For their supporting performers, we find a cast rarity: the film debut of Beatrice Kay coincides with the film swan song for William Gaxton. These four, along with comedian Phil Silvers, advance the balance of the plot, as most others appear sporadically, in one scene or in uncredited roles, for which there are multitudes.

Carmen Cavallaro as Himself (pianist) appears in performance at Club 21. Willie Solar as Double-Talking Singer Comedian appears in performance at Diamond Horseshoe nightclub. Margaret Dumont as Mrs. Standish appears in Bonnie's dream sequence, along with Charles Coleman as Majordomo, Bess Flowers as Duchess of Duke, and Evan Thomas as Duke of Duchess.

Familiar faces as Phyllis Kennedy, Julie London, and Ray Teal as Tough Customer appear in bit roles although "Billy Rose," owner of Billy Rose's Diamond Horseshoe fails to make his appearance throughout the entire picture.

And as for story, this also borrows rather heavily from customary "the Coney Island Plot," a rags-to-riches type, in which cast members form an entertainment group, and something happens to break them up, and it's back to rags again, while someone tries to find a way to bring them back together.

Here, Bonnie Collins (Betty Grable), a chorus-dancer-turned-star and her roommate, Claire Williams (Beatrice Kay), a nostalgia singer, entertain at the lavish Diamond Horseshoe Nightclub, along with Joe Davis Sr. (William Gaxton), a widowed career singer, who spends his life in near poverty, saving his earnings, and hoping that his son would become an engineer or doctor to receive some sort of career security, which he's never known.

Claire and Joe Sr. have been seeing each other socially and plan for a future together, while Bonnie and Joe Sr. often cross swords after the curtain closes each evening. The someone who steps among the three would be Joe Davis Jr. (Dick Haymes), who arrives backstage to announce his plans to become a singer rather than an engineer or doctor, to his father's disapproval, which also causes a rift between Claire and Joe Sr.

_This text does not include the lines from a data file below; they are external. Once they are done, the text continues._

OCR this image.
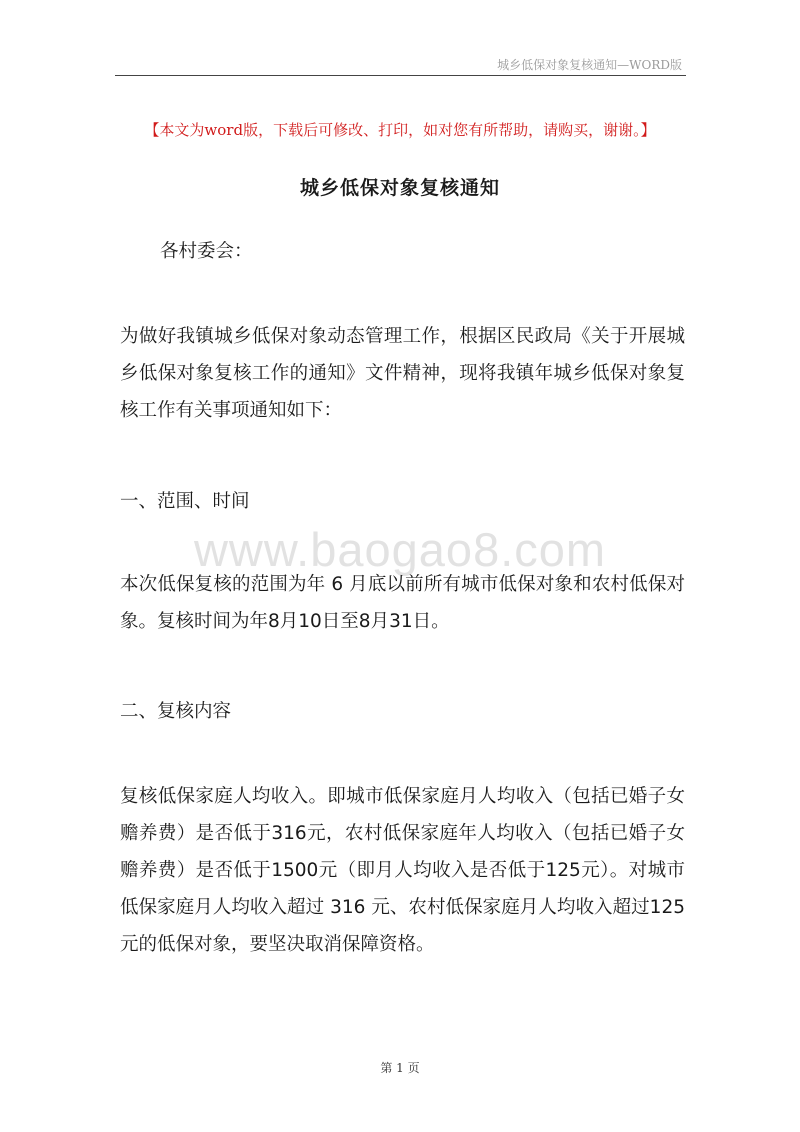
城乡低保对象复核通知—WORD版
【本文为word版，下载后可修改、打印，如对您有所帮助，请购买，谢谢。】
城乡低保对象复核通知
各村委会：

为做好我镇城乡低保对象动态管理工作，根据区民政局《关于开展城乡低保对象复核工作的通知》文件精神，现将我镇年城乡低保对象复核工作有关事项通知如下：

一、范围、时间

www.baogao8.com

本次低保复核的范围为年 6 月底以前所有城市低保对象和农村低保对象。复核时间为年8月10日至8月31日。

二、复核内容

复核低保家庭人均收入。即城市低保家庭月人均收入（包括已婚子女赡养费）是否低于316元，农村低保家庭年人均收入（包括已婚子女赡养费）是否低于1500元（即月人均收入是否低于125元）。对城市低保家庭月人均收入超过 316 元、农村低保家庭月人均收入超过125元的低保对象，要坚决取消保障资格。

第 1 页
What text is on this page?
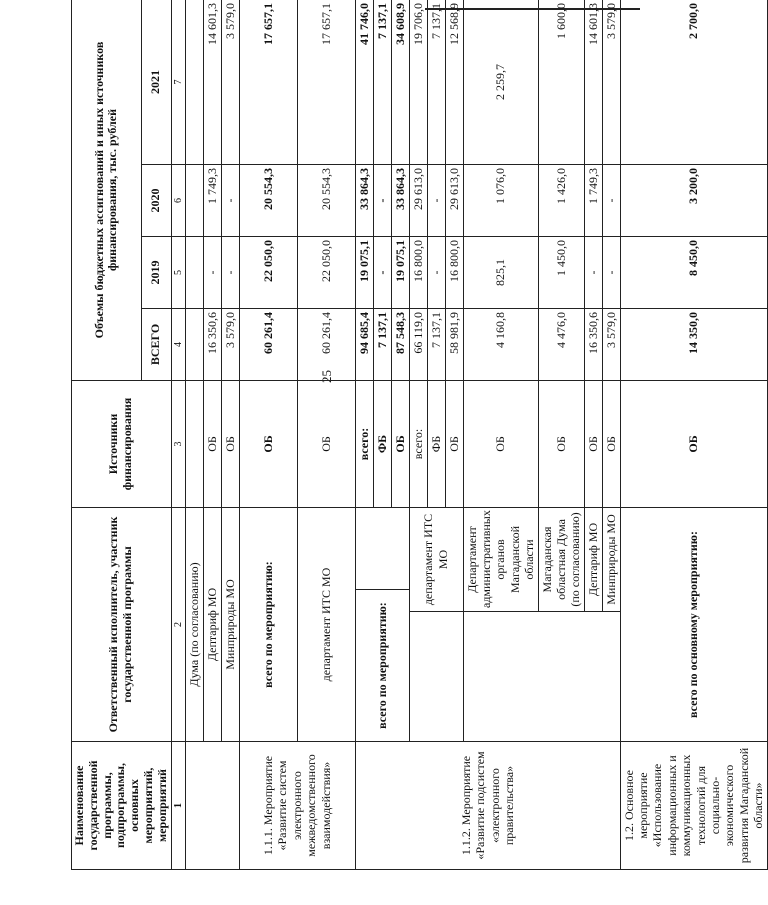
25
Наименование государственной программы, подпрограммы, основных мероприятий, мероприятий	Ответственный исполнитель, участник государственной программы			Источники финансирования	Объемы бюджетных ассигнований и иных источников финансирования, тыс. рублей			
					ВСЕГО	2019	2020	2021
1	2			3	4	5	6	7
	Дума (по согласованию)							
	Дептариф МО			ОБ	16 350,6	-	1 749,3	14 601,3
	Минприроды МО			ОБ	3 579,0	-	-	3 579,0
1.1.1. Мероприятие «Развитие систем электронного межведомственного взаимодействия»	всего по мероприятию:			ОБ	60 261,4	22 050,0	20 554,3	17 657,1
	департамент ИТС МО			ОБ	60 261,4	22 050,0	20 554,3	17 657,1
1.1.2. Мероприятие «Развитие подсистем «электронного правительства»	всего по мероприятию:			всего:	94 685,4	19 075,1	33 864,3	41 746,0
				ФБ	7 137,1	-	-	7 137,1
				ОБ	87 548,3	19 075,1	33 864,3	34 608,9
		департамент ИТС МО		всего:	66 119,0	16 800,0	29 613,0	19 706,0
				ФБ	7 137,1	-	-	7 137,1
				ОБ	58 981,9	16 800,0	29 613,0	12 568,9
		Департамент административных органов Магаданской области		ОБ	4 160,8	825,1	1 076,0	2 259,7
		Магаданская областная Дума (по согласованию)		ОБ	4 476,0	1 450,0	1 426,0	1 600,0
		Дептариф МО		ОБ	16 350,6	-	1 749,3	14 601,3
		Минприроды МО		ОБ	3 579,0	-	-	3 579,0
1.2. Основное мероприятие «Использование информационных и коммуникационных технологий для социально-экономического развития Магаданской области»	всего по основному мероприятию:			ОБ	14 350,0	8 450,0	3 200,0	2 700,0
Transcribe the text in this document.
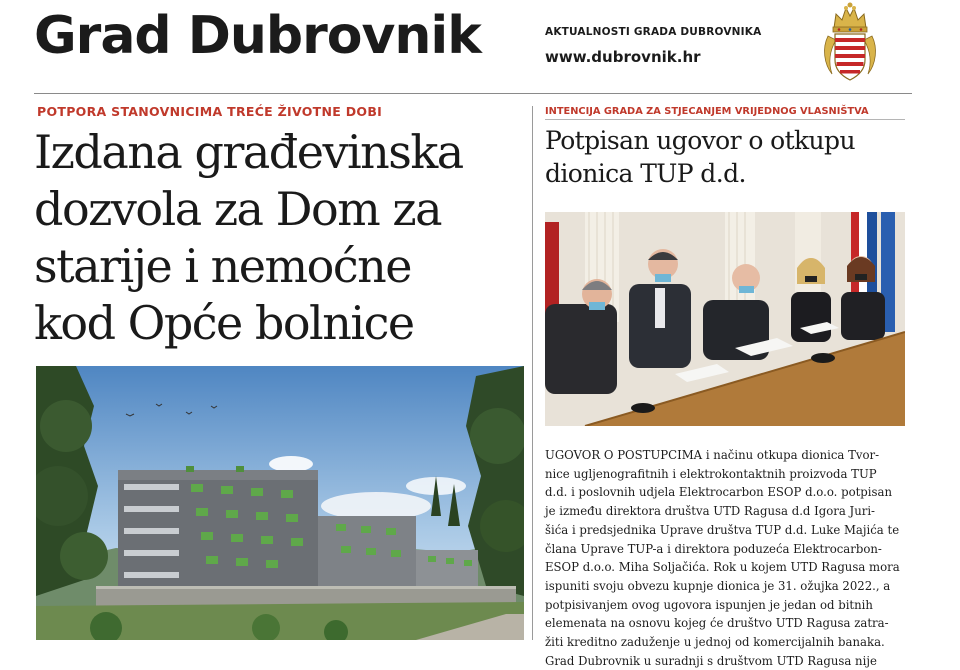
Grad Dubrovnik	AKTUALNOSTI GRADA DUBROVNIKA
www.dubrovnik.hr
POTPORA STANOVNICIMA TREĆE ŽIVOTNE DOBI
Izdana građevinska
dozvola za Dom za
starije i nemoćne
kod Opće bolnice
INTENCIJA GRADA ZA STJECANJEM VRIJEDNOG VLASNIŠTVA
Potpisan ugovor o otkupu
dionica TUP d.d.
UGOVOR O POSTUPCIMA i načinu otkupa dionica Tvor-
nice ugljenografitnih i elektrokontaktnih proizvoda TUP
d.d. i poslovnih udjela Elektrocarbon ESOP d.o.o. potpisan
je između direktora društva UTD Ragusa d.d Igora Juri-
šića i predsjednika Uprave društva TUP d.d. Luke Majića te
člana Uprave TUP-a i direktora poduzeća Elektrocarbon-
ESOP d.o.o. Miha Soljačića. Rok u kojem UTD Ragusa mora
ispuniti svoju obvezu kupnje dionica je 31. ožujka 2022., a
potpisivanjem ovog ugovora ispunjen je jedan od bitnih
elemenata na osnovu kojeg će društvo UTD Ragusa zatra-
žiti kreditno zaduženje u jednoj od komercijalnih banaka.
Grad Dubrovnik u suradnji s društvom UTD Ragusa nije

Blinkie Miller (Phil Silvers), who works as a stage-hand, would be the one to try to bridge the feuding foursome with a semblance of peace if he can manage such a thing. But the plot thickens when Claire bribes Bonnie with the prize of one of her mink coats if Bonnie manages to convince Joe Jr. to return to his medical studies so that Joe Sr. wouldn't be worrying about Joe Jr., thus leaving Joe Sr. to concentrate upon his romance with Claire.

Binkie then introduces Joe Jr. to the manager of a rival night-spot, the Footlights Club (not to be confused with the "Stage Door" (1937) boarding house). Bonnie then launches into her extended dream sequence about being received as a "somebody" in mink, before being awakened by Joe Jr. to picnic (in front of a painted wall scene, it would seem), riding on a riverboat, lounging by the pool, and nightclub-hopping amid various camera effects.

So, because Bonnie, Claire, Joe Sr. and Joe Jr. each has an agenda of her or his own to fulfill, as well as harboring conflicting notions as to what the mink symbolizes, Binkie pretty much has his hands filled if he aims to try to gather the old gang back into Diamond Horseshoe in time for the big number and plenty more top-heavy head-dresses and ostentatious costuming.